What is the Pharma PTR Calculator?

The Pharma PTR calculator is a financial tool used to calculate the profitability potential of a drug. It measures the PTR ratio, which is the ratio of a drug's estimated annual revenue to its total development costs. The PTR ratio is used to evaluate the potential profitability of a drug and helps pharmaceutical companies decide whether to invest in a particular drug development program

Why is the Pharma PTR Calculator Important?

The Pharma PTR calculator is an essential tool for pharmaceutical companies because it helps them evaluate the profitability potential of a drug. Developing a new drug is a risky and expensive process, and pharmaceutical companies must be confident that their investments will yield returns. The Pharma PTR calculator helps companies make informed decisions about which drugs to invest in and which to abandon.

The PTR ratio is an important metric because it helps companies compare the profitability potential of different drugs. A drug with a high PTR ratio is more likely to be profitable than a drug with a low PTR ratio. However, the PTR ratio is not the only factor that pharmaceutical companies consider when evaluating a drug's profitability potential.

How does the Pharma PTR Calculator Work?

The Pharma PTR calculator is a straightforward tool to use. It involves inputting two key pieces of information: the estimated annual revenue of the drug and the total development costs. Once these figures are entered, the calculator will automatically calculate the PTR ratio, which is the estimated annual revenue divided by the total development costs.
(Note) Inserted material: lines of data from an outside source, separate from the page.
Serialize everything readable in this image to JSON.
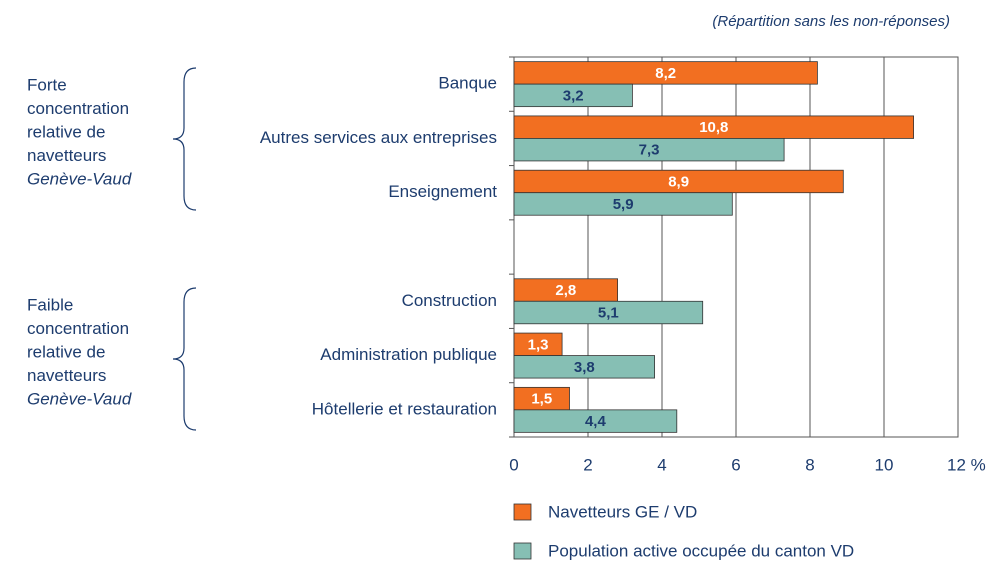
{
  "chart_data": {
    "type": "bar",
    "orientation": "horizontal",
    "subtitle": "(Répartition sans les non-réponses)",
    "categories": [
      "Banque",
      "Autres services aux entreprises",
      "Enseignement",
      null,
      "Construction",
      "Administration publique",
      "Hôtellerie et restauration"
    ],
    "series": [
      {
        "name": "Navetteurs GE / VD",
        "color": "#f26f21",
        "values": [
          8.2,
          10.8,
          8.9,
          null,
          2.8,
          1.3,
          1.5
        ],
        "value_labels": [
          "8,2",
          "10,8",
          "8,9",
          null,
          "2,8",
          "1,3",
          "1,5"
        ]
      },
      {
        "name": "Population active occupée du canton VD",
        "color": "#86bfb4",
        "values": [
          3.2,
          7.3,
          5.9,
          null,
          5.1,
          3.8,
          4.4
        ],
        "value_labels": [
          "3,2",
          "7,3",
          "5,9",
          null,
          "5,1",
          "3,8",
          "4,4"
        ]
      }
    ],
    "xlim": [
      0,
      12
    ],
    "xticks": [
      0,
      2,
      4,
      6,
      8,
      10,
      {
        "value": 12,
        "label": "12 %"
      }
    ],
    "grid": true,
    "annotations": [
      {
        "lines": [
          "Forte",
          "concentration",
          "relative de",
          "navetteurs",
          "Genève-Vaud"
        ]
      },
      {
        "lines": [
          "Faible",
          "concentration",
          "relative de",
          "navetteurs",
          "Genève-Vaud"
        ]
      }
    ]
  }
}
MRPMRP stands for Maximum Retail Price. It is the maximum price that a manufacturer or supplier can charge for a product or service that is sold to consumers. In many countries, including India, it is mandatory for manufacturers and suppliers to print the MRP on the products they sell. This helps consumers make informed decisions about the products they purchase and also prevents the retailer from overcharging the customers. In other words, MRP serves as a price ceiling or a price limit beyond which the retailer cannot charge.
PTRPTR means Price to Retailer. It is the price at which Retail pharmacy will purchase any medicine from the pharma stockists. It is exclusive of GST.
PTS PTS means Price to Stockist. It is the price at which any pharma company will give its goods to pharma stockists or distributors. It is exclusive of GST.
GST [5% / 12% / 18%]
P.T.R = (MRP – Stockist Margin) ÷ (100+GST)*100
P.T.S (If Stockist Margin is 10%) = PTR-10%

To calculate the estimated annual revenue, the Pharma PTR calculator uses market data to estimate the number of patients who would use the drug and the price at which the drug would be sold. The market data is based on the disease the drug is intended to treat, the prevalence of the disease, and the current treatment options available.

The total development costs include all the expenses associated with developing the drug, including research and development costs, clinical trial costs, and manufacturing costs. These costs are significant, and they can easily run into the billions of dollars for a single drug.